Pergunta – Conhecer o passado é essencial para para se compreender o presente. Como interpretar um país, como o Brasil, que trata com tamanho desinteresse a história e a memória? O que vem sendo ensinado em salas de aulas reflete o país?

Mary Del PrioreÉ muito triste constatar o desinteresse dos brasileiros por seu passado. Nada se conserva ou cuida. O incêndio do Museu Nacional já foi esquecido. Grandes protagonistas da história passam desapercebidos e nem são identificados quando são nome de ruas. Temos uma elite que cultiva modismos estrangeiros sem valorizar suas raízes, e professores que dão aula de história, sem gostar do que fazem. Nossos líderes são semianalfabetos e se gabam do mau uso da língua portuguesa. Ora, a história faz parte do sentimento de pertença e cidadania. Sem ela, será cada vez mais difícil ter uma população comprometida com o país. Jamais saberemos quem somos, se não soubermos quem fomos. Para isso temos que mudar a elite, varrer os políticos e trocar professores desinteressados por historiadores apaixonados pelo que fazem.

Pergunta – No Brasil, discurso revisionista (e negacionista) cresce como uma onda em pleno século 21 tentando legitimar projetos ideológicos. Gostaria que a senhora falasse um pouco sobre esse momento de manipulação histórica…

Mary Del PrioreO negacionismo, palavra que nasceu com a negação dos terríveis campos de extermínio nazistas, reapareceu no debate sobre o número de mortos e a cloroquina. Os gabinetes de ódio ajudaram a disseminar fake-news e os brasileiros que não têm o hábito de se informar, se viram diante de mentiras do governo. Penso, contudo, que muitos segmentos reagiram: blogs, imprensa, artistas, médicos, escritores, ninguém perdeu tempo em desmentir as falsas informações.
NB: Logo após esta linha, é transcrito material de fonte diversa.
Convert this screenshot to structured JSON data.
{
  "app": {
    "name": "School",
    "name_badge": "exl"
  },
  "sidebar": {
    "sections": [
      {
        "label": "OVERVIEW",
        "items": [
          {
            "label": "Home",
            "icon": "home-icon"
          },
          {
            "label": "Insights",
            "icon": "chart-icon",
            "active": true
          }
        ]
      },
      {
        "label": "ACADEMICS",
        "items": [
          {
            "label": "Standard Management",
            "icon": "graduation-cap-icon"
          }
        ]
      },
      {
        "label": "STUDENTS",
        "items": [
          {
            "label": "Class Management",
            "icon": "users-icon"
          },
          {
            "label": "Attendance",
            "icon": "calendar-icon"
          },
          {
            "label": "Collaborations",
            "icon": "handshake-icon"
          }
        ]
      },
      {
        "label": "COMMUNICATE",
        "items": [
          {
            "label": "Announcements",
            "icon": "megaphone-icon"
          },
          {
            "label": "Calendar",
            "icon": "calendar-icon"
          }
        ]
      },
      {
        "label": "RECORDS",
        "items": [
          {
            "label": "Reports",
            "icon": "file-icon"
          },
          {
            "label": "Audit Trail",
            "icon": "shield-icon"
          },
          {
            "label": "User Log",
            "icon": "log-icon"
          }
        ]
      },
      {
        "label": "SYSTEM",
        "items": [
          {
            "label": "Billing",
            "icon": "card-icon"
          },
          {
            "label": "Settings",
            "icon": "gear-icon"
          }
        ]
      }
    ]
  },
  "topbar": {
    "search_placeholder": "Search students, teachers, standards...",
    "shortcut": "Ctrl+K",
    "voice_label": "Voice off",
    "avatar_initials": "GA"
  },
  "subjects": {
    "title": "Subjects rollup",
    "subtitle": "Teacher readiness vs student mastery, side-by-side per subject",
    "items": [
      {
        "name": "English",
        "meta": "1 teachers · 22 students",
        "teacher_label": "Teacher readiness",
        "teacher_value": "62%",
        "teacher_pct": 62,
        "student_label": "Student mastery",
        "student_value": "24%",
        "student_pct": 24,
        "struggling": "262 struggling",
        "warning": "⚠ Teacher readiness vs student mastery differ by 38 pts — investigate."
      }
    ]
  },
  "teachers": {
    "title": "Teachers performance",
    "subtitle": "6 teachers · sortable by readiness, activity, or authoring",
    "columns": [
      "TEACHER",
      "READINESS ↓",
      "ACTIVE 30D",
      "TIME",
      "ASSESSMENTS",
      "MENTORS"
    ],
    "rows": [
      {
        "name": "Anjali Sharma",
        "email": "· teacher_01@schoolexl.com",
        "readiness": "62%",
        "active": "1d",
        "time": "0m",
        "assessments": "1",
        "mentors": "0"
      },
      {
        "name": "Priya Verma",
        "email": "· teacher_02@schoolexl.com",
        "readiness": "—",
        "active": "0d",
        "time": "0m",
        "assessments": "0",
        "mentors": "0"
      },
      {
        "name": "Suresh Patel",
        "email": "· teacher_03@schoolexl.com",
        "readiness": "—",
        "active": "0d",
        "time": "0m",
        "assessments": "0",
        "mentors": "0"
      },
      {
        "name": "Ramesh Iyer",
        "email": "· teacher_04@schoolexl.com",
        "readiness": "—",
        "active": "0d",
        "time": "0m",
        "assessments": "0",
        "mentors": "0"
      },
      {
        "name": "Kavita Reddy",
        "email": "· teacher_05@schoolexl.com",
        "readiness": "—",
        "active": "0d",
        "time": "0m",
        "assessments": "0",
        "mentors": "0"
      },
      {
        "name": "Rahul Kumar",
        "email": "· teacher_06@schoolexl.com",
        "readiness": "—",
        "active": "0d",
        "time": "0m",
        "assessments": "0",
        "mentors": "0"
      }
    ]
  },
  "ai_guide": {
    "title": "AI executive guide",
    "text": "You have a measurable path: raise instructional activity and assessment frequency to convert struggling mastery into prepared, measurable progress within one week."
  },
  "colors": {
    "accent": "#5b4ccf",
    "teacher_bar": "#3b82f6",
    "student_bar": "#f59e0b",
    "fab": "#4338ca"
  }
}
O negacionismo só fez aparecer a terrível desigualdade, não só econômica, mas, sobretudo, intelectual em que vivemos. A vontade de muitos de acreditar ingenuamente em milagres calou a razão e a ciência.

Pergunta – O Governo Bolsonaro encaminhou ao Congresso Nacional um projeto de reforma tributária que prevê a taxação de 12% sobre os livros. Como a senhora analisa tal iniciativa e o que está em jogo?

Mary Del PriorePenso que se esse governo quisesse fazer algo pelo país, focaria exclusivamente em educação. Somente com educação se sai da pobreza. O gosto pelo livro e a leitura é algo que deve ser incentivado pela multiplicação de bibliotecas, projetos comunitários que incentivem a ler e sobretudo, pais e professores que transmitam o prazer de ler aos filhos e alunos. Quantas casas têm televisões imensas e nem um livro?!  Moro numa área semirrural e, no ponto de ônibus do bairro, fiz uma pequena biblioteca. Um sucesso! Vejo pessoas lendo à noite, à luz do celular. Nossos patrícios querem ler. E convido a todos a assinar a lista que está na internet contra essa taxação. Vamos nos mexer!

Pergunta – Qual o seu próximo livro? Que assunto vai sair do baú para as livrarias?

Mary Del PrioreO próximo livro que sai pela editora Planeta, em outubro, chama-se “De sobreviventes à guerreiras – uma breve história das mulheres no Brasil”. Nele, evito o vitimismo e o “coitadismo”, narro a história de mulheres que driblaram a violência, as dificuldades da vida e venceram e ainda discuto o fim do patriarcado. Gostei muito de escrever e espero que os leitores gostem o mesmo tanto, de ler.